Birkaç yıl önce İstanbul metrosu panolarında yer alan ve empoze edilen güzellik algısına dikkat çekmek amacıyla hazırlanan afişlerde, kabul edilen güzellik anlayışının dışında kadın fotoğrafları paylaşılarak fotoğrafların altında (vücut şekli için) “Şişman değil, balık etli”, (burun için) “Kemerli değil, karizmatik” sözlerine yer verilmişti. Yine birkaç yıl önce dünyaca ünlü bir giyim markası olan Gucci’nin, kalıplaşmış güzellik kalıpları dışında bir görünüme sahip olan bir mankeni defilelerinde kullanması, özellikle sosyal medyada olumsuz yorumları beraberinde getirmişti.

Tarih boyunca farklı kriterlerle şekillenen güzellik kavramı, günümüzde özellikle popüler kültürün bireye mutluluğa, saygınlığa marka ürünler, pahalı telefonlar, şık kıyafetlerle sahip olunabileceğine, her daim ulaşamayacağı bir haz nesnesi sunarak ve mutluluğa anda değil sürekli peşinden koşarak bir gün ulaşılabileceğine inanmasını öğreterek tektipleştirmeyi beraberinde getirdi. Bu durum da öğrenilen güzellik kalıplarının dışındaki insanları kusurlu algılamanın kapılarını açtı.

Her dönem farklı şekillerde ortaya çıkan ve toplum geneli tarafından benimsenen güzellik anlayışı öyle bir hâl aldı ki, kişi kendi bedeninde gerçekte var olmayan ya da çok büyük algıladığı kusurlara aşırı derecede duyarlı ve takıntılı hale geldi. Doğallığın, öğrenilmiş güzellik kavramının gücü karşısında etkisiz kaldığı ve dismorfofobi olarak tanımlanan bu durum; toplumun, içinde bulunduğu dönemde empoze edilen ve hemfikir olduğu güzellik anlayışıyla kişiye bir misyon da yüklemiş oldu.

Medyanın yönlendirdiği güzellik anlayışı

Dismorfofobi, olmasa ya da kabul edilir ölçüde olsa dahi kişinin kendi bedenini kusurlu bulması ve bundan dolayı mutsuz olmasını tanımlıyor.
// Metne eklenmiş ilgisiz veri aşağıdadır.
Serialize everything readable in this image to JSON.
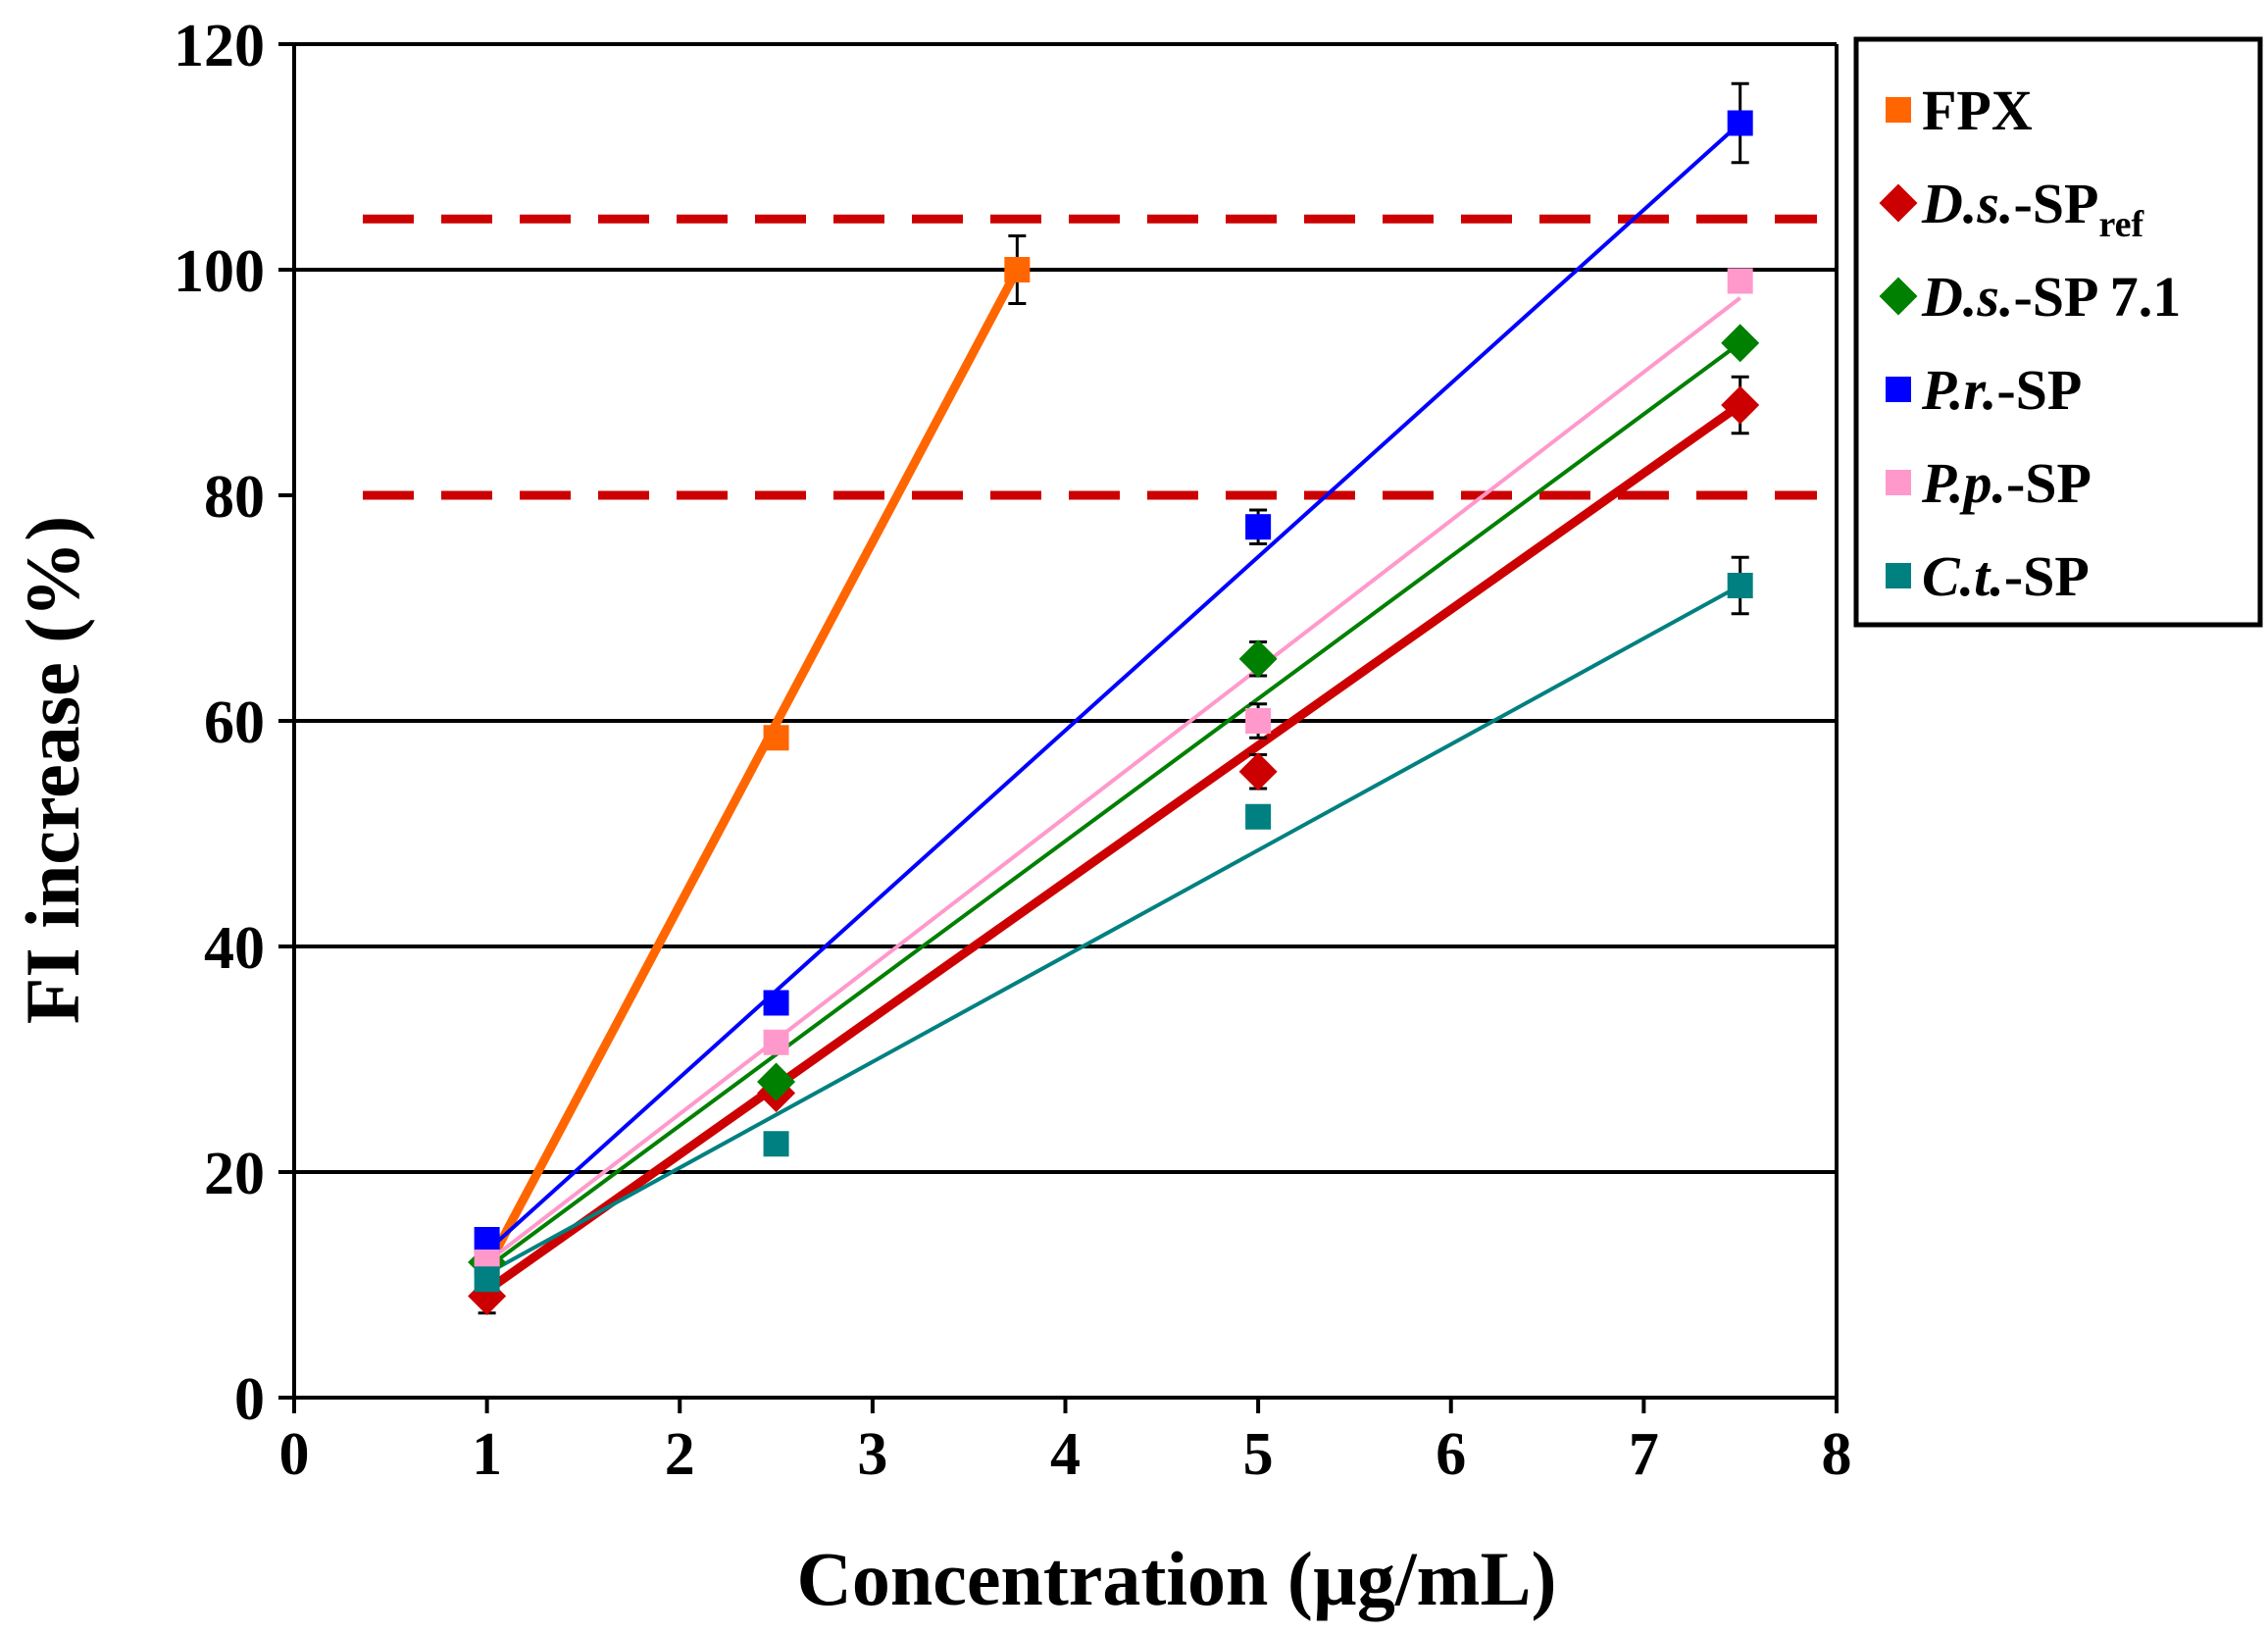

Bu olumsuz algı ileri boyutlarda olduğunda özgüven zedelenebiliyor ve kişinin günlük yaşamı ile ilişkilerini bundan olumsuz etkilenebiliyor. Sürekli aynaya bakma, yüzünü ve bedenini inceleme, beğenmediği yönlerine odaklanma ile kendini gösteren bu durum, günümüzde sosyal medyada paylaşılan kusursuza yakın yüz ve fiziklere fotoğraflardan da etkileniyor.

Medyanın algı yönetimindeki yadsınamaz gücü; her dönem farklı özelliklerle standardize edilen ideal güzellik anlayışında da kendini göstererek sosyal medya kullanıcılarının paylaştıkları kusursuza yakın fotoğraflarla verdikleri “Güzellik budur!” alt mesajıyla da kendini gösteriyor. Güzelliğin entelektüel seviye, samimiyet, nezaket gibi kavramlarla bir bütün olduğunu fark edip algılamak, öğrenilen değil gerçek güzelliğin ne olduğunu anlamayı sağlayacaktır. Bedensel değil bütünsel güzelliğin peşinde koşmak insanı daha da güzelleştirecek yegâne seçenektir. Bunun için bir ekran karesinde size sunulan değil sunulmayan gerçek güzelliğin peşinde olun!